Rozerin Çukur'un annesi halen kızının cenazesini bulamadı. Kendi yurttaşlarına bu zulmü yapan mülteciye ev sahipliği yapabilir mi? Mülteciler üzerinden insan pazarlığı yapıyor. Batı ülkeleriyle aylardır insan pazarlığı yapılıyor. İnsan pazarlığı yapan insan zirvesinden bahsedebilir mi? Oturmuşlar körler sağırlar birbirlerini ağırlıyor. Nizip'teki tecavüz vakasıyla ilgili tek bir soruşturma yapıldı mı? Türkiye'de bunlar yaşanıyor.

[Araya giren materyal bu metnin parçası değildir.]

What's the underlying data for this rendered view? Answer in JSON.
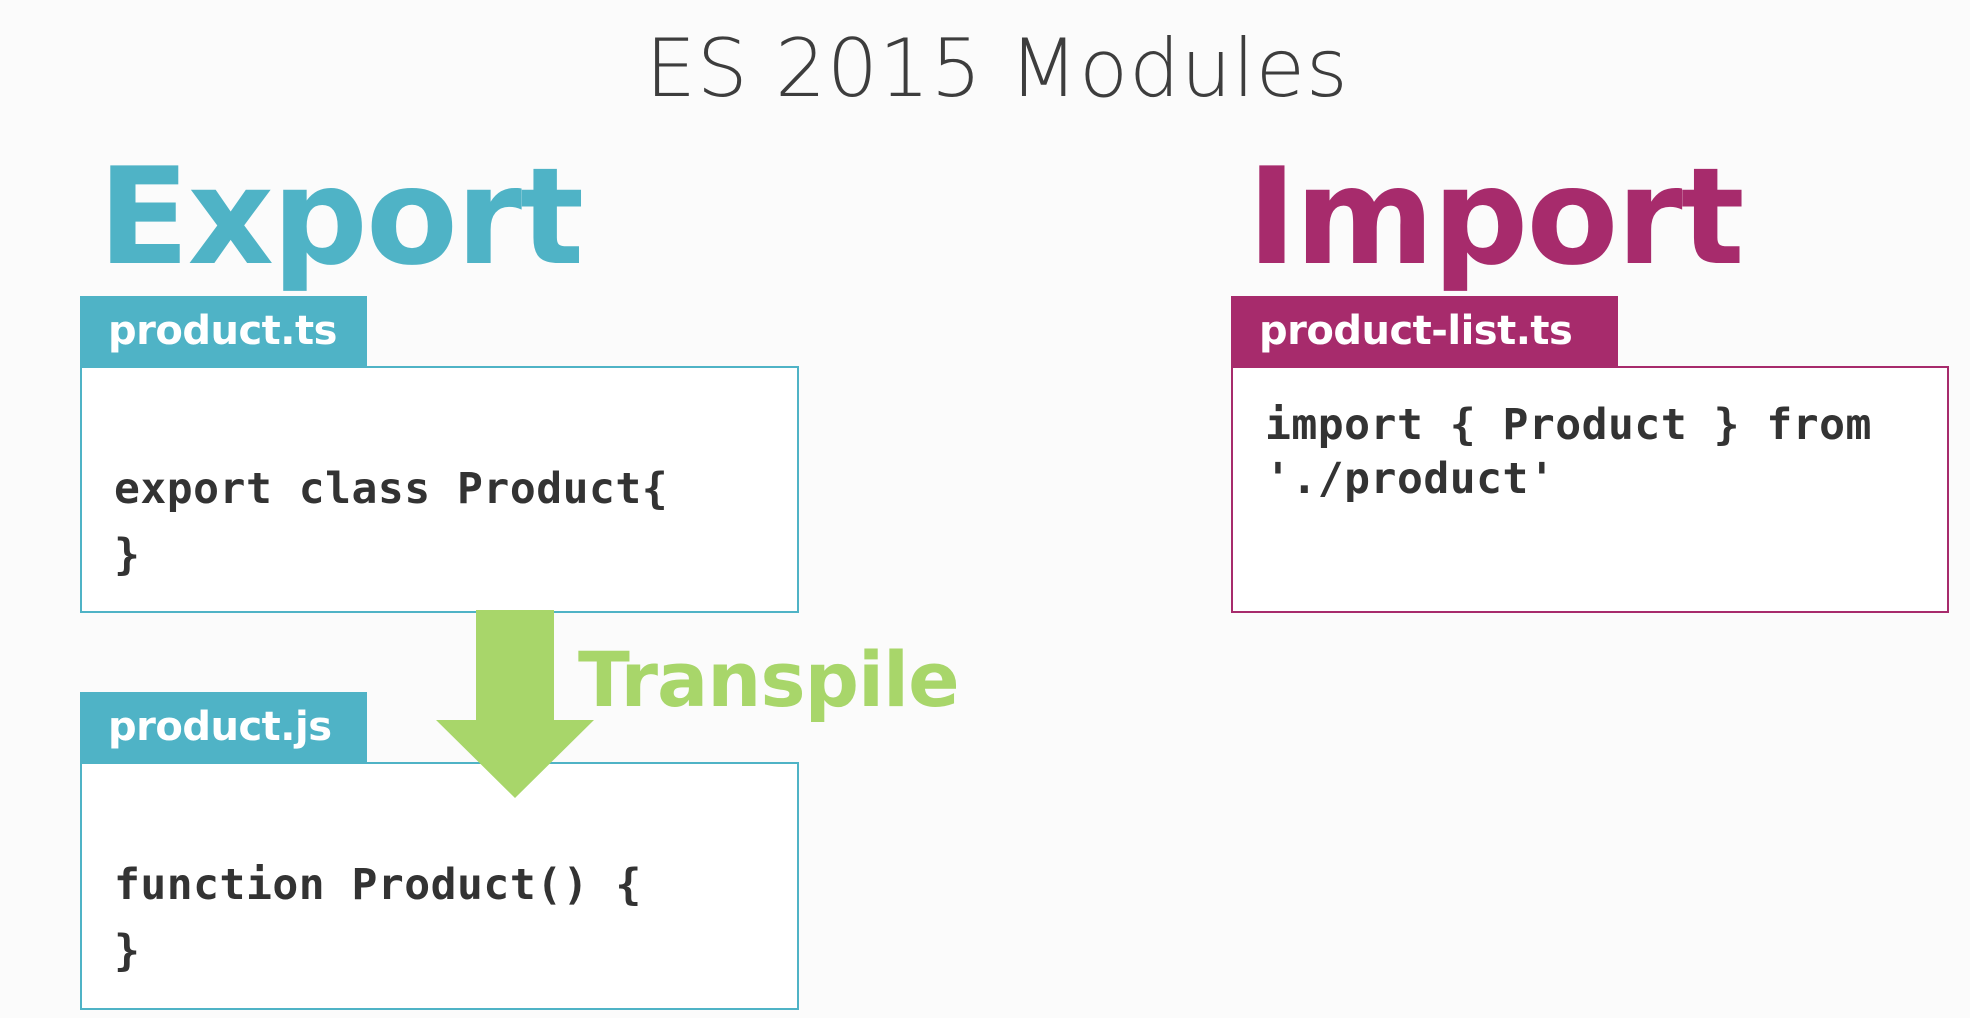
{
  "title": "ES 2015 Modules",
  "export": {
    "heading": "Export",
    "source_file": {
      "name": "product.ts",
      "code": [
        "export class Product{",
        "}"
      ]
    },
    "output_file": {
      "name": "product.js",
      "code": [
        "function Product() {",
        "}"
      ]
    },
    "transpile_label": "Transpile"
  },
  "import": {
    "heading": "Import",
    "file": {
      "name": "product-list.ts",
      "code": [
        "import { Product } from",
        "'./product'"
      ]
    }
  },
  "colors": {
    "export_accent": "#4fb3c6",
    "import_accent": "#a72b6c",
    "transpile_accent": "#a8d66a",
    "title_text": "#3d3d3d",
    "code_text": "#333333"
  },
  "icons": {
    "transpile_arrow": "down-arrow-icon"
  }
}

Kadınlar, boşanmasın diye boşanmaları zorlaştırılarak şiddet cehennemini mahkum edilecek. Kadınlar boşandığı durumda sosyal güvenceden mahrum bırakılacak. AKP geriliciliği diyor ki; 'ölsen de işkenceye de uğrasan o aile birliğini yıkmayacaksın.' Aile birliği kutsallığı o kadar önemlisiyse kadının güvenliğini sağlayın. Böyle hukuksuz bir yasayı kadınlara dayatmayın. Eğer dayatırsanız kadınların direnmesi görev ve haktır.

Zonguldaklı maden işçileri en temel hakları için açlık grevlerine devam ediyorlar. 70 işçi yerin 7 kat altında direnişlerini sürdürüyorlar. Siyasi iktidarın gözünde kadının, işçinin, Alevi'nin Kürdün değeri yok. İşte bu koşullar içerisinde nerede olursak olalım direnenlerin birleşmesi şart.

İster Zonguldak'ta madendeki işçi olalım, istersek sokakta katledilen kadın olalım. Kim olursak olalım zulme ve haksızlığa uğrayan herkes bir araya gelelim. Bu saray iktidarı karşısında direnenler, mazlumlar gücün sahiplerini yenecek iradeye sahiptir.

Dün Kızıltepe'de emniyet provokasyonuyla bir saldırı gerçekleşti. Onlarca insanımız yaralandı, gözaltına alındı. Bizler o saldırıdan sonra bir araya geldiğimiz de 18 yaşında bir genç yanıma geldi ve bana bunu söyledi: 'biz size sahip çıkmayalım diye bu kadar saldırıyorlar ama ne kadar saldırırlarsa saldırsın ben yine geleceğim' dedi. O sözde şunu anladım; bizlere bu zulmü dayatanlar pişman olacak. Bu halk asla pişman olmadı, asla pişman olmayacak."